Oui et non, je fais bien attention à ce que les gens avec qui je travaille vont mettre sur bande - bon, il n’y a pas vraiment de « bande » mais je ne toruve pas de meilleur mot. J’essaie de les aider à obtenir la meilleure performance possible en leur filant quelques conseils ici et là. Le truc marrant c’est quand ils me demandent « Hey, tu peux faire ça ? » et je réponds « Naaaan… Essayez d’abord entre vous. » Il y a uns tas de trucs créatifs auxquels je peux prendre part sans jouer moi-même de la musique. Mais beaucoup de gens avec qui je bosse ont des délais très courts et leurs budgets sont tellement minuscules que tu ne peux pas t’impliquer autant que tu le souhaiterais. On appelle ça des sessions « shake ‘n’ bake » : tu mets le tout dans le sac, tu secoues, tu cuis un peu et c’est prêt.

Il y a des disques qui ont été enregistrés à Witch Ape dont tu es particulièrement fier ?
Ouais, quelques uns. J’ai fait l’album solo de Mike Scheidt [leader de YOB], mon premier disque acoustique. Récemment, il y a eu un groupe qui s’appelle Heiress de Seattle, ce sont vraiment des musiciens incroyables—dans un style entre post-punk et hardcore—et c’était vraiment fun de bosser sur leur disque. Il y en a d’autres, mais ils sont trop nombreux pour les citer.

Il y a quelques années, tu es revenu sur l’histoire de Tad dans le documentaire Busted Circuits and Ringing Ears, ça t’a fait quoi ?
C’est bizarre d’avoir ta vie entière dans la musique étalée devant toi en vidéo digitale. Plutôt étrange. Mais il n’y a aucune censure, on a tout montré et strictement rien n’a été épargné. C’est un document vrai et honnête, et pour ces raisons, c’est également embrassant parfois. [Rires] On était des gamins et on s’amusait. C’était bien. Comme je dis, je ne changerais pas un seul truc que j’ai fait par le passé. J’aurais juste espéré être plus attentif parfois.

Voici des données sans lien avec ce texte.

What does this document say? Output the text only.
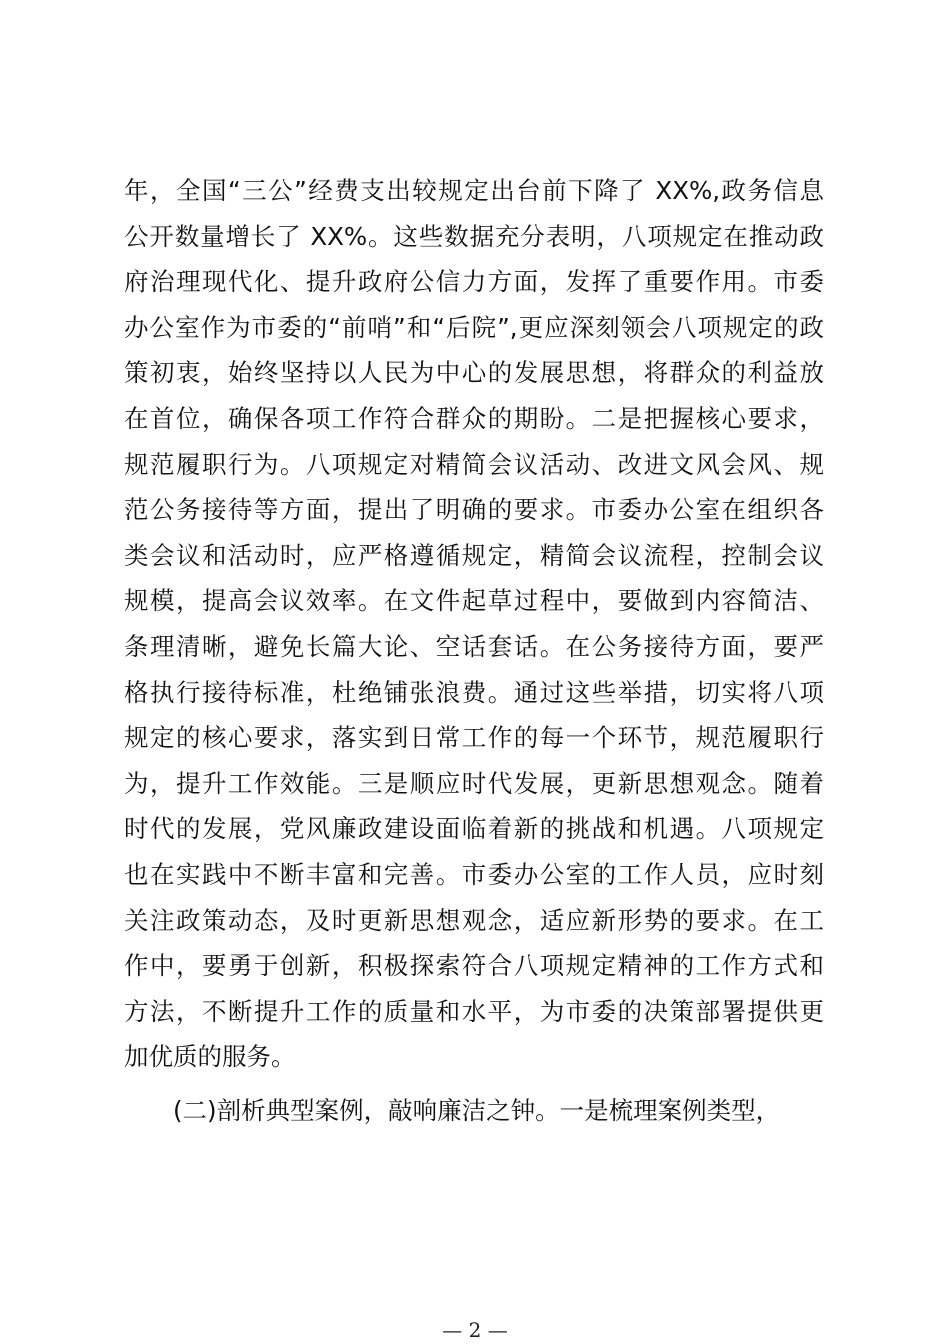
年，全国“三公”经费支出较规定出台前下降了 XX%,政务信息
公开数量增长了 XX%。这些数据充分表明，八项规定在推动政
府治理现代化、提升政府公信力方面，发挥了重要作用。市委
办公室作为市委的“前哨”和“后院”,更应深刻领会八项规定的政
策初衷，始终坚持以人民为中心的发展思想，将群众的利益放
在首位，确保各项工作符合群众的期盼。二是把握核心要求，
规范履职行为。八项规定对精简会议活动、改进文风会风、规
范公务接待等方面，提出了明确的要求。市委办公室在组织各
类会议和活动时，应严格遵循规定，精简会议流程，控制会议
规模，提高会议效率。在文件起草过程中，要做到内容简洁、
条理清晰，避免长篇大论、空话套话。在公务接待方面，要严
格执行接待标准，杜绝铺张浪费。通过这些举措，切实将八项
规定的核心要求，落实到日常工作的每一个环节，规范履职行
为，提升工作效能。三是顺应时代发展，更新思想观念。随着
时代的发展，党风廉政建设面临着新的挑战和机遇。八项规定
也在实践中不断丰富和完善。市委办公室的工作人员，应时刻
关注政策动态，及时更新思想观念，适应新形势的要求。在工
作中，要勇于创新，积极探索符合八项规定精神的工作方式和
方法，不断提升工作的质量和水平，为市委的决策部署提供更
加优质的服务。
(二)剖析典型案例，敲响廉洁之钟。一是梳理案例类型，
— 2 —
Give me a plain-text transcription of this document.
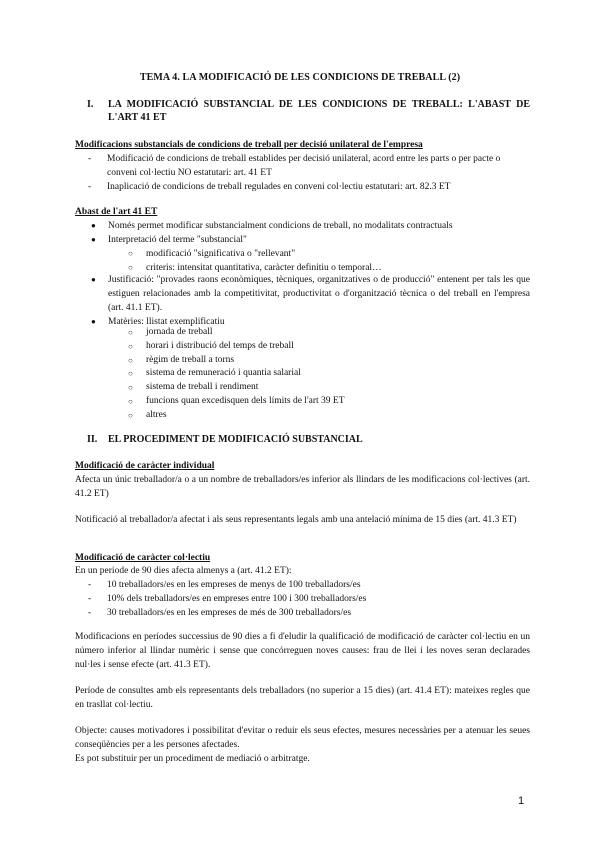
TEMA 4. LA MODIFICACIÓ DE LES CONDICIONS DE TREBALL (2)
I. LA MODIFICACIÓ SUBSTANCIAL DE LES CONDICIONS DE TREBALL: L'ABAST DE L'ART 41 ET
Modificacions substancials de condicions de treball per decisió unilateral de l'empresa
- Modificació de condicions de treball establides per decisió unilateral, acord entre les parts o per pacte o conveni col·lectiu NO estatutari: art. 41 ET
- Inaplicació de condicions de treball regulades en conveni col·lectiu estatutari: art. 82.3 ET
Abast de l'art 41 ET
● Només permet modificar substancialment condicions de treball, no modalitats contractuals
● Interpretació del terme "substancial"
○ modificació "significativa o "rellevant"
○ criteris: intensitat quantitativa, caràcter definitiu o temporal…
● Justificació: "provades raons econòmiques, tècniques, organitzatives o de producció" entenent per tals les que estiguen relacionades amb la competitivitat, productivitat o d'organització tècnica o del treball en l'empresa (art. 41.1 ET).
● Matèries: llistat exemplificatiu
○ jornada de treball
○ horari i distribució del temps de treball
○ règim de treball a torns
○ sistema de remuneració i quantia salarial
○ sistema de treball i rendiment
○ funcions quan excedisquen dels límits de l'art 39 ET
○ altres
II. EL PROCEDIMENT DE MODIFICACIÓ SUBSTANCIAL
Modificació de caràcter individual
Afecta un únic treballador/a o a un nombre de treballadors/es inferior als llindars de les modificacions col·lectives (art. 41.2 ET)
Notificació al treballador/a afectat i als seus representants legals amb una antelació mínima de 15 dies (art. 41.3 ET)
Modificació de caràcter col·lectiu
En un període de 90 dies afecta almenys a (art. 41.2 ET):
- 10 treballadors/es en les empreses de menys de 100 treballadors/es
- 10% dels treballadors/es en empreses entre 100 i 300 treballadors/es
- 30 treballadors/es en les empreses de més de 300 treballadors/es
Modificacions en períodes successius de 90 dies a fi d'eludir la qualificació de modificació de caràcter col·lectiu en un número inferior al llindar numèric i sense que concórreguen noves causes: frau de llei i les noves seran declarades nul·les i sense efecte (art. 41.3 ET).
Període de consultes amb els representants dels treballadors (no superior a 15 dies) (art. 41.4 ET): mateixes regles que en trasllat col·lectiu.
Objecte: causes motivadores i possibilitat d'evitar o reduir els seus efectes, mesures necessàries per a atenuar les seues conseqüències per a les persones afectades.
Es pot substituir per un procediment de mediació o arbitratge.
1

Lors des 25 ans de Sub Pop, il y a eu une semi-reformation de Tad. Tu as dû lutter pour te convaincre de le faire ? Cette période de ta vie que tu voulais laisser de côté a finalement resurgi.
C’est vrai. C’était un bond en arrière, et le passé doit rester le passé. Mais c’était marrant d’avoir Gary (Thortensen) sur scène parce qu’il a énormément contribué au son du groupe. J’ai appris beaucoup de trucs à la guitare grâce à lui. Il est à des années lumières devant moi niveau gratte. Je suis plutôt un guitariste rythmique. C’était fun de rejouer ces quelques morceaux avec lui et surtout une bonne excuse pour jouer des titres de Brothers devant un public. C’était ma principale motivation du moins [Rires]. J’ai apprécié le fait que Sub Pop nous ait demandé. Ils nous ont toujours tanné « est-ce que vous allez vous reformer les gars ? » et je répondais « vous savez, j’ai plus trop le cœur à ça, je suis dans un délire différent. » Voilà pourquoi je ne reformerai pas Hog Molly non plus. Des tas de groupes abusent de ça et perso, je veux me tirer avant qu’on ressemble à une parodie de nous-mêmes comme c’est le cas pour plein de groupes.



Brothers of Sonic Cloth part en tournée ce week-end, en quoi ça va être différent des tournées avec Tad ?
Ce ne sera pas très différent : grimper dans le van, se mettre à l’aise… Le seul truc, c'est qu'aujourd’hui je suis un peu plus vieux et un peu plus sage. Je serai 200 % plus healthy qu’avant. Je m’hydrate bien, je ne mange plus de saloperies, je me sens mieux, surtout le matin quand je me réveille. Rien à voir avec l'époque où j'avalais 4 aspirines au saut du lit pour me sentir à moitié mieux et pouvoir espérer prendre forme humaine aux alentours de 10h du mat.